The rate law expresses how the rate of a reaction is related to the concentration of its reactants. For a first-order reaction, the rate law takes a very simple form:
$$extrate=k[A]$$
Individual components of the rate law are important to understand: - $k$ is the rate constant, and its value gives us an idea of the speed of the reaction. - $[A]$ represents the concentration of the reactant A.

To determine the rate constant from experimental data, you often plot $\ln [A]$ versus time. The slope of this plot for a first-order reaction is equal to $-k$. Don't forget, the units of $k$ in first-order reactions are inverse time, such as ${\min }^{-1}$.

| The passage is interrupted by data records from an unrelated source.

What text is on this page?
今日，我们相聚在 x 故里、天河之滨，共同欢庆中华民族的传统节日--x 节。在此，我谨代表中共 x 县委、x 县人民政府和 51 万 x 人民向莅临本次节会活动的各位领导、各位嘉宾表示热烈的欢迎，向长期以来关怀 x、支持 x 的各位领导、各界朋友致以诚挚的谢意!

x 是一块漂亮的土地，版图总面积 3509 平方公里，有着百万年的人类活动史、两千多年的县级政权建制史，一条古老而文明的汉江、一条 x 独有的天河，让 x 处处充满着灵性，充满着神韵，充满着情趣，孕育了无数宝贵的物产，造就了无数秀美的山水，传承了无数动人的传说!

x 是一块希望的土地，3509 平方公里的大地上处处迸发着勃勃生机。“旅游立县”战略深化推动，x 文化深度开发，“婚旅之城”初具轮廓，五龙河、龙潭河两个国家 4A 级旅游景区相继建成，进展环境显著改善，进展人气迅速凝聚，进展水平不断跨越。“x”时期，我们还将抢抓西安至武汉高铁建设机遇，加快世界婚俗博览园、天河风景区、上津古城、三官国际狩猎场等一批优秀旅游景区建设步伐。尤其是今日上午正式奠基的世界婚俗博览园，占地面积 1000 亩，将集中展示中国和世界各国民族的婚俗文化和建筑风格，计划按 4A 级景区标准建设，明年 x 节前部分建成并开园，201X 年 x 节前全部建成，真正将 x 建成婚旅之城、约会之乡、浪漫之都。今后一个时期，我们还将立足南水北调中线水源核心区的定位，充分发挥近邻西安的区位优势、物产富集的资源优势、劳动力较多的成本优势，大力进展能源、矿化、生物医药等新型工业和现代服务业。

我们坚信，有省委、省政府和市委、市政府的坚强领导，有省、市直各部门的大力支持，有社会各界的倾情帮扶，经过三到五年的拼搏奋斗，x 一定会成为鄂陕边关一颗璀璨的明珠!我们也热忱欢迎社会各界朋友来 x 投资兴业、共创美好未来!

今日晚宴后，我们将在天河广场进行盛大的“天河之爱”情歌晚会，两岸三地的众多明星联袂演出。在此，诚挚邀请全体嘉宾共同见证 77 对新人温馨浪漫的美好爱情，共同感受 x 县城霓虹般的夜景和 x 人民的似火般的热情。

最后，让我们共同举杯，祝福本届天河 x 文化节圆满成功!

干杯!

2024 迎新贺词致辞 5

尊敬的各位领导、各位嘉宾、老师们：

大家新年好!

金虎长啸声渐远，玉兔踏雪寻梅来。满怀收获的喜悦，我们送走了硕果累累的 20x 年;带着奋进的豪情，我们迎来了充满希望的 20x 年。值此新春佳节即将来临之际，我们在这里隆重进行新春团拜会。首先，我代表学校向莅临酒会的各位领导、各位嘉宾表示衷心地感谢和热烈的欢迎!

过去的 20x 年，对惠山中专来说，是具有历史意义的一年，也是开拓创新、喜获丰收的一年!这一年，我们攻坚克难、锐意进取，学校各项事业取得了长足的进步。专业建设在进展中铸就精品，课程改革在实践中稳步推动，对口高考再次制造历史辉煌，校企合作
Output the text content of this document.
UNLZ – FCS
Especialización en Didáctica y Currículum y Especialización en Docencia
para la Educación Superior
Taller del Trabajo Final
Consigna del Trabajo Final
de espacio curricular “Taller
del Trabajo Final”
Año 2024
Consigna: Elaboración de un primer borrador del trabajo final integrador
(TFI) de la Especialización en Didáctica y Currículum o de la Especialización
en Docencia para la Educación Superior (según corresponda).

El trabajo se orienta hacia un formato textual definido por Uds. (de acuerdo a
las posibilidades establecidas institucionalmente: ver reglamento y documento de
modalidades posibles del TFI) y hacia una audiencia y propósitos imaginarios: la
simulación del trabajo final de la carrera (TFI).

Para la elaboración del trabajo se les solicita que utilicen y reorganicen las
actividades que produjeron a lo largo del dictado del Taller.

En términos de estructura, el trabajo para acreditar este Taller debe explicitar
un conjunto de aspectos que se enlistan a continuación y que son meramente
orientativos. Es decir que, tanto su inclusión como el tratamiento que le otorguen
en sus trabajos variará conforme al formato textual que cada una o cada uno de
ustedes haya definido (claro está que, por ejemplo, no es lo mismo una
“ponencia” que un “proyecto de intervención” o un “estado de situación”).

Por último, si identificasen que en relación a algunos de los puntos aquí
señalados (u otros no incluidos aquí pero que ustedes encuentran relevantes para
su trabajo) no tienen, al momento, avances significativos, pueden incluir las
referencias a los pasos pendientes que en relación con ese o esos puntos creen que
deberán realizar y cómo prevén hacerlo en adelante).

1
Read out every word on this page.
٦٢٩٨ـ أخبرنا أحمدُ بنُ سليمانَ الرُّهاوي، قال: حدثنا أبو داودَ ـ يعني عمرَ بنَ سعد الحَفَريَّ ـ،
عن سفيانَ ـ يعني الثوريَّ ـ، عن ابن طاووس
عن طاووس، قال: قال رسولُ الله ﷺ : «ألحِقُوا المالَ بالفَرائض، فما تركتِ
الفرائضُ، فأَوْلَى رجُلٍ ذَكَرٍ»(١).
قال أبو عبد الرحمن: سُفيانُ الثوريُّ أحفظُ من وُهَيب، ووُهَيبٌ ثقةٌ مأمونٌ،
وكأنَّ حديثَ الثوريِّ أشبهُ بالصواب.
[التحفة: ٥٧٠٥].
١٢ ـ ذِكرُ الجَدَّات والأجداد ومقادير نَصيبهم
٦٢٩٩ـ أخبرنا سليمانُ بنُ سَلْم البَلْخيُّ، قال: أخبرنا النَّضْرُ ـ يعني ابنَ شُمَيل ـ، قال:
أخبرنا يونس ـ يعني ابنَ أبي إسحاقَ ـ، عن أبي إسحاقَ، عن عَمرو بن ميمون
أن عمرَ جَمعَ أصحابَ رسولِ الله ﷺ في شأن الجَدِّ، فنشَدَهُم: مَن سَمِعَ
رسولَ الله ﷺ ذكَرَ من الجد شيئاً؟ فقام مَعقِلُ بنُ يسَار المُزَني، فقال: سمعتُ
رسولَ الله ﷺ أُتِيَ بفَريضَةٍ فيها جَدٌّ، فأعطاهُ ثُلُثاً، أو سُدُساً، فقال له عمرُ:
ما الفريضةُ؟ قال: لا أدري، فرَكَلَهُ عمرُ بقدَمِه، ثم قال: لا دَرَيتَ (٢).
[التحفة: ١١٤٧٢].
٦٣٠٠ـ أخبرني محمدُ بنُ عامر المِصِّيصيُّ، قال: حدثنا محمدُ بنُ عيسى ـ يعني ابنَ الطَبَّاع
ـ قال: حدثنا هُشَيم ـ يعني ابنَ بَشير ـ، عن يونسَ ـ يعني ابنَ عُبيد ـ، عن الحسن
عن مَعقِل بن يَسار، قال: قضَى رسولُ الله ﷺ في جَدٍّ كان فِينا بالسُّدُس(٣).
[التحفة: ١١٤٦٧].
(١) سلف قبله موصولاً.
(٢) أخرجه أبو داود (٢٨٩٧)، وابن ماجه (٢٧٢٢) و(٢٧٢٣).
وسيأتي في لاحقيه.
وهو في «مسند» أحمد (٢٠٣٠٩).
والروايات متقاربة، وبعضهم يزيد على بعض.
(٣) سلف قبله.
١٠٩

• Rate law tells us how reaction rate changes with concentration.
• Rate constant $k$ is derived from experimental data and is crucial to understanding reaction dynamics.

Integrated Rate Law

The integrated rate law provides a relationship between concentration and time for a first-order reaction. It takes the form:
$$\ln \frac{[A]}{[A{]}_0}=-kt$$
In this equation, - $[A{]}_0$ is the initial concentration of A, - $[A]$ is the concentration at time $t$, - $k$ is the rate constant, - $t$ is time.

By rearranging this equation, you can solve for time or concentration, depending on the data available. This equation becomes super handy when trying to predict how much reactant will remain at a certain time or how long you need to wait for a given amount to react.

The neat thing about the integrated rate law for first-order reactions is its linearity when plotted as $\ln [A]$ vs. $t$, making data analysis straightforward.

Half-Life Calculation

In first-order kinetics, the half-life of a reaction is the time required for the concentration of the reactant to reach half of its original value. The half-life of first-order reactions is not dependent on the initial concentration, which makes it unique compared to other orders of reaction.

The formula used to calculate the half-life for first-order reactions is: $$t_{1/2}=\frac{\ln 2}{k}$$
Since $\ln 2$ is a constant approximately equal to 0.693, you can simply divide by the rate constant $k$ to find the half-life. This results in a consistent half-life duration regardless of how much reactant you start with. It provides a time measure that is often used to summarize the speed at which a reaction proceeds.

• Half-life in first-order reactions is a constant value, independent of concentration.
• It simply involves the rate constant $k$ for its calculation.